Great work on the reflip!


----------



## yardsells (Jul 14, 2014)

MT4Runner said:


> That passenger didn't highside at all.
> "They just don't make passengers like they used to."
> 
> Great work on the reflip!


Haha!!! Isn't that a Georgie quote?


----------



## MT4Runner (Apr 6, 2012)

Yeah--from the Emerald Mile.


----------



## jamesthomas (Sep 12, 2010)

The guy on the sticks did not T up to that lateral wave at all. May not have made a difference because of part of the wave cycle he hit it at. Breaking waves up stream onto your boat are always a bad thing IMHO.


----------



## yardsells (Jul 14, 2014)

jamesthomas: "Breaking waves up stream onto your boat are always a bad thing IMHO"

But great for spectators!


----------



## MT4Runner (Apr 6, 2012)

jamesthomas said:


> The guy on the sticks did not T up to that lateral wave at all. May not have made a difference because of part of the wave cycle he hit it at. Breaking waves up stream onto your boat are always a bad thing IMHO.
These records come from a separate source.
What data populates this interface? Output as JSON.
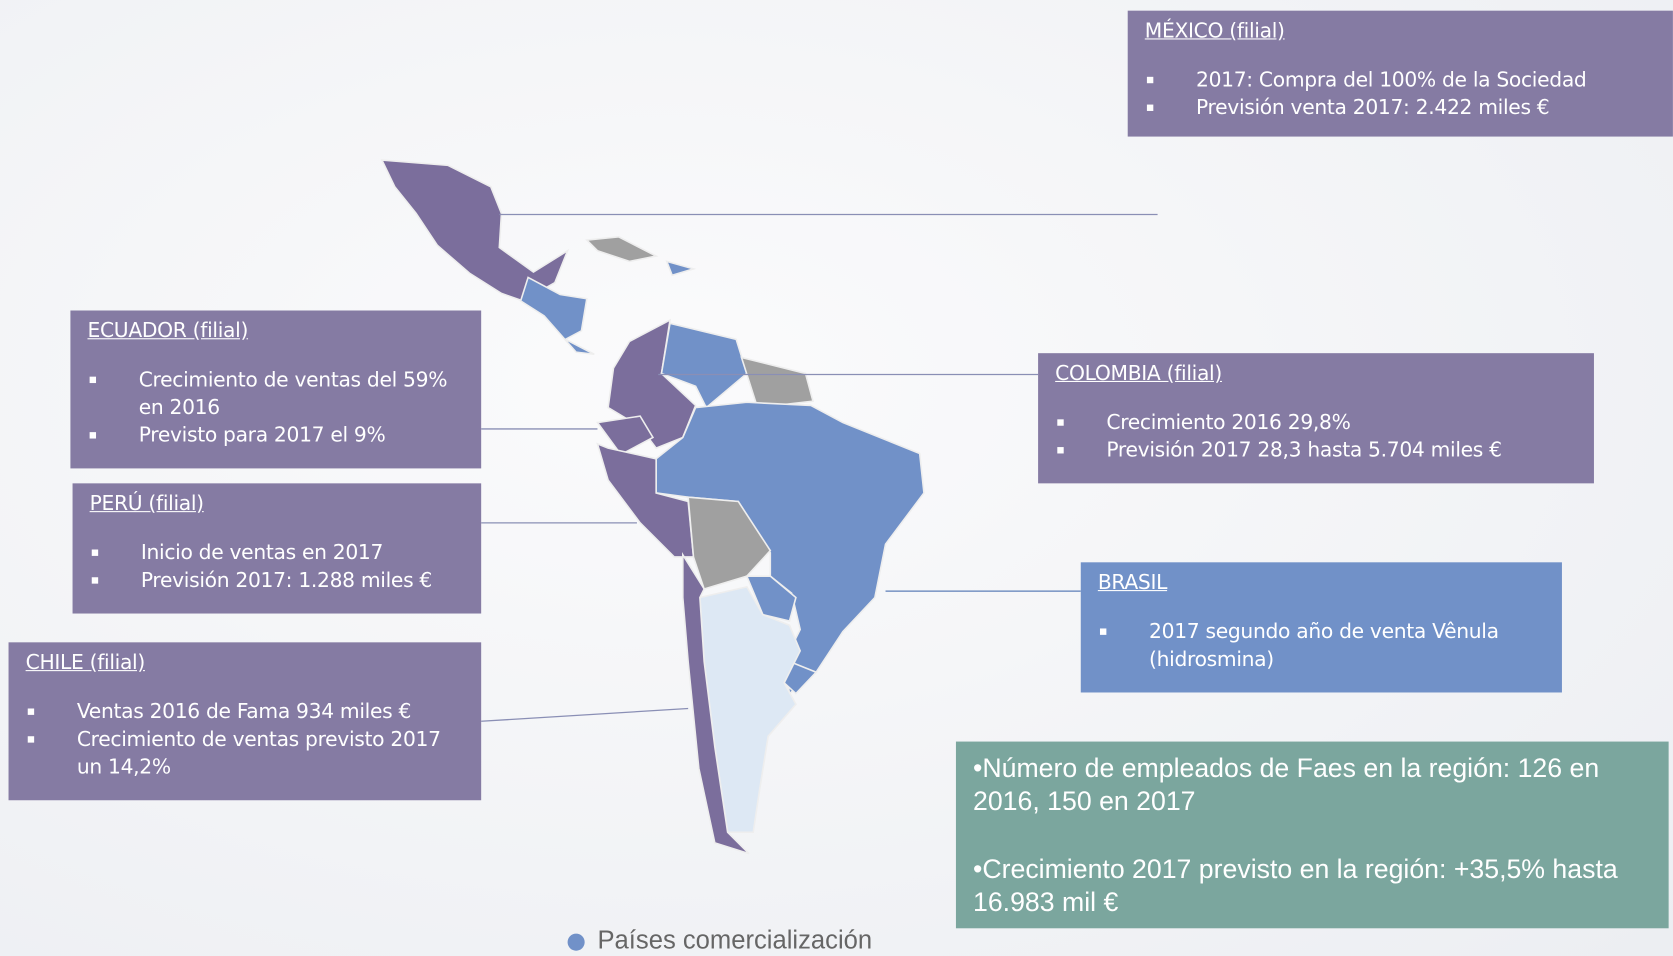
{
  "boxes": [
    {
      "title": "MÉXICO (filial)",
      "items": [
        "2017: Compra del 100% de la Sociedad",
        "Previsión venta 2017: 2.422 miles €"
      ]
    },
    {
      "title": "ECUADOR (filial)",
      "items": [
        "Crecimiento de ventas del 59% en 2016",
        "Previsto para 2017 el 9%"
      ]
    },
    {
      "title": "PERÚ (filial)",
      "items": [
        "Inicio de ventas en 2017",
        "Previsión 2017: 1.288 miles €"
      ]
    },
    {
      "title": "CHILE (filial)",
      "items": [
        "Ventas 2016 de Fama 934 miles €",
        "Crecimiento de ventas previsto 2017 un 14,2%"
      ]
    },
    {
      "title": "COLOMBIA (filial)",
      "items": [
        "Crecimiento 2016  29,8%",
        "Previsión 2017  28,3 hasta 5.704 miles €"
      ]
    },
    {
      "title": "BRASIL",
      "items": [
        "2017 segundo año de venta Vênula (hidrosmina)"
      ]
    }
  ],
  "summary": [
    "•Número de empleados de Faes en la región: 126 en 2016, 150 en 2017",
    "•Crecimiento 2017 previsto en la región: +35,5% hasta 16.983 mil €"
  ],
  "legend": "Países comercialización"
}
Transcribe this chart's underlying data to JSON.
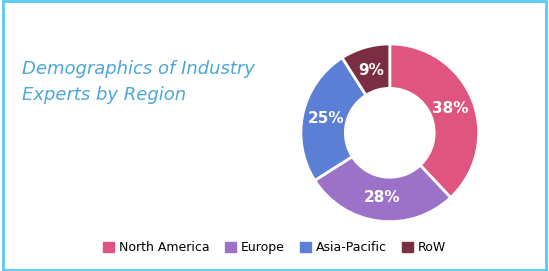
{
  "title": "Demographics of Industry\nExperts by Region",
  "title_color": "#4da6d9",
  "background_color": "#ffffff",
  "border_color": "#5bc8f5",
  "slices": [
    38,
    28,
    25,
    9
  ],
  "labels": [
    "38%",
    "28%",
    "25%",
    "9%"
  ],
  "legend_labels": [
    "North America",
    "Europe",
    "Asia-Pacific",
    "RoW"
  ],
  "colors": [
    "#e05480",
    "#9b72c8",
    "#5b7fd4",
    "#7b2d42"
  ],
  "startangle": 90,
  "label_fontsize": 11,
  "title_fontsize": 13,
  "legend_fontsize": 9
}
True enough. The first boat hit the peak of the wave, and didn't appear to have a lot of momentum--but the T up made a clean run.



yardsells said:


> jamesthomas: "Breaking waves up stream onto your boat are always a bad thing IMHO"
> 
> But great for spectators!


:

yardsells, BTW, I really liked the multiple camera views. Great edit.


----------